Small shops flank a street in Anren, a small town in Sichuan province. Photo provided to China Daily |
Anren is an ideal place to wind down and enjoy Sichuan snacks, but it is also a great place to immerse yourself in China's recent history, write Raymond Zhou and Li Yu.
People visit museums to get a taste of history, and they hang out at old towns to be immersed in history. Since the functions of these two kinds of places overlap somewhat, why not put one inside the other?
That is exactly the idea for Anren, a small town about an hour's drive to the west of downtown Chengdu, capital of Sichuan province.
China boasts thousands of charming little communities rich in heritage, but none has as many museums as Anren.

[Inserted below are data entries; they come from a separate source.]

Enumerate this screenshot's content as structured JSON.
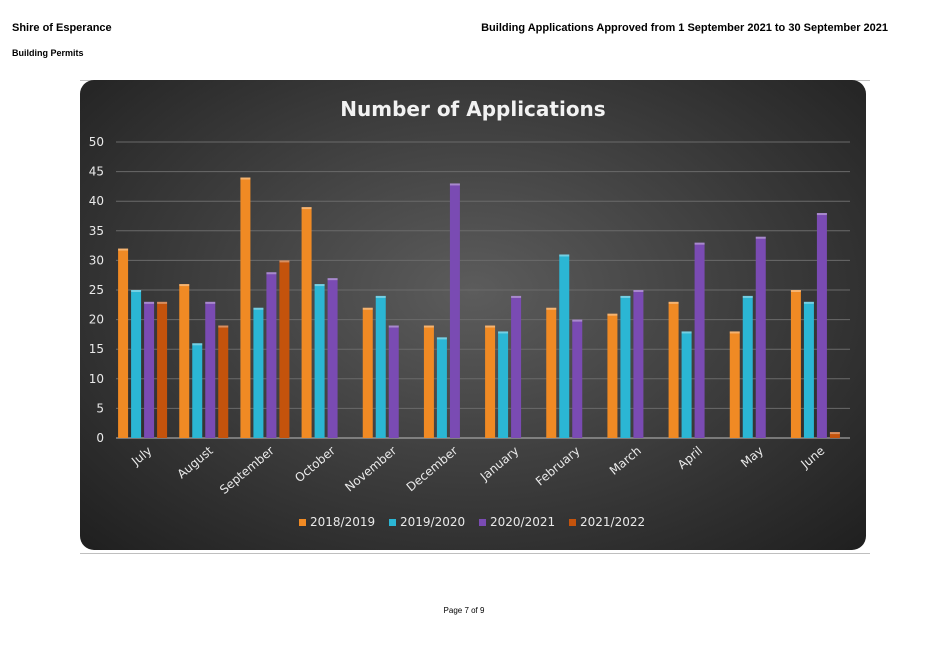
{
  "header": {
    "org_name": "Shire of Esperance",
    "section": "Building Permits",
    "report_title": "Building Applications Approved from 1 September 2021 to 30 September 2021"
  },
  "footer": {
    "page_label": "Page 7 of 9"
  },
  "chart_data": {
    "type": "bar",
    "title": "Number of Applications",
    "xlabel": "",
    "ylabel": "",
    "ylim": [
      0,
      50
    ],
    "yticks": [
      0,
      5,
      10,
      15,
      20,
      25,
      30,
      35,
      40,
      45,
      50
    ],
    "grid": true,
    "legend_position": "bottom",
    "categories": [
      "July",
      "August",
      "September",
      "October",
      "November",
      "December",
      "January",
      "February",
      "March",
      "April",
      "May",
      "June"
    ],
    "series": [
      {
        "name": "2018/2019",
        "color": "#f08a24",
        "values": [
          32,
          26,
          44,
          39,
          22,
          19,
          19,
          22,
          21,
          23,
          18,
          25
        ]
      },
      {
        "name": "2019/2020",
        "color": "#2bb6d4",
        "values": [
          25,
          16,
          22,
          26,
          24,
          17,
          18,
          31,
          24,
          18,
          24,
          23
        ]
      },
      {
        "name": "2020/2021",
        "color": "#7a4bb3",
        "values": [
          23,
          23,
          28,
          27,
          19,
          43,
          24,
          20,
          25,
          33,
          34,
          38
        ]
      },
      {
        "name": "2021/2022",
        "color": "#c4530c",
        "values": [
          23,
          19,
          30,
          null,
          null,
          null,
          null,
          null,
          null,
          null,
          null,
          1
        ]
      }
    ]
  }
}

The town, which has a population of 35,000, has 35 museums featuring more than 8 million pieces of collectibles, and more museums are being planned.
The number of residents is deceptive because the museums cater mostly to visitors. Last year more than 4.5 million people visited the town. The thing about Anren is, you don't feel like you're surrounded by museums. Rather, it has a theme park-cum-movie backlot feel. Instead of the humongous halls at State or province-level museums, those in Anren offer a ton of fun factoids, are thematically organized, and friendly to those with little historical knowledge.
For example, Jianchuan Museum is actually a cluster of 24 museums, each with its own theme and collection. It started with memorabilia from the War of Resistance Against Japanese Aggression (1937-45), and has been building on that theme, but later branched out to all kinds of collections. The one that touched a deep chord with me is the Museum of the 2008 Sichuan Earthquake, where everything is authentic and details of the ruins convey an immediacy that is typically lacking in most historical collections.
Not only does it display objects; it puts a human face on the disaster. The museum is also home to a pig that survived 36 days trapped in a fallen building. The pig is now so well fed it can hardly walk. It adds a much-needed touch of light-heartedness to an otherwise heavy topic.
There is also the oddity of a gallery devoted to bound feet, a practice that was outlawed a century ago.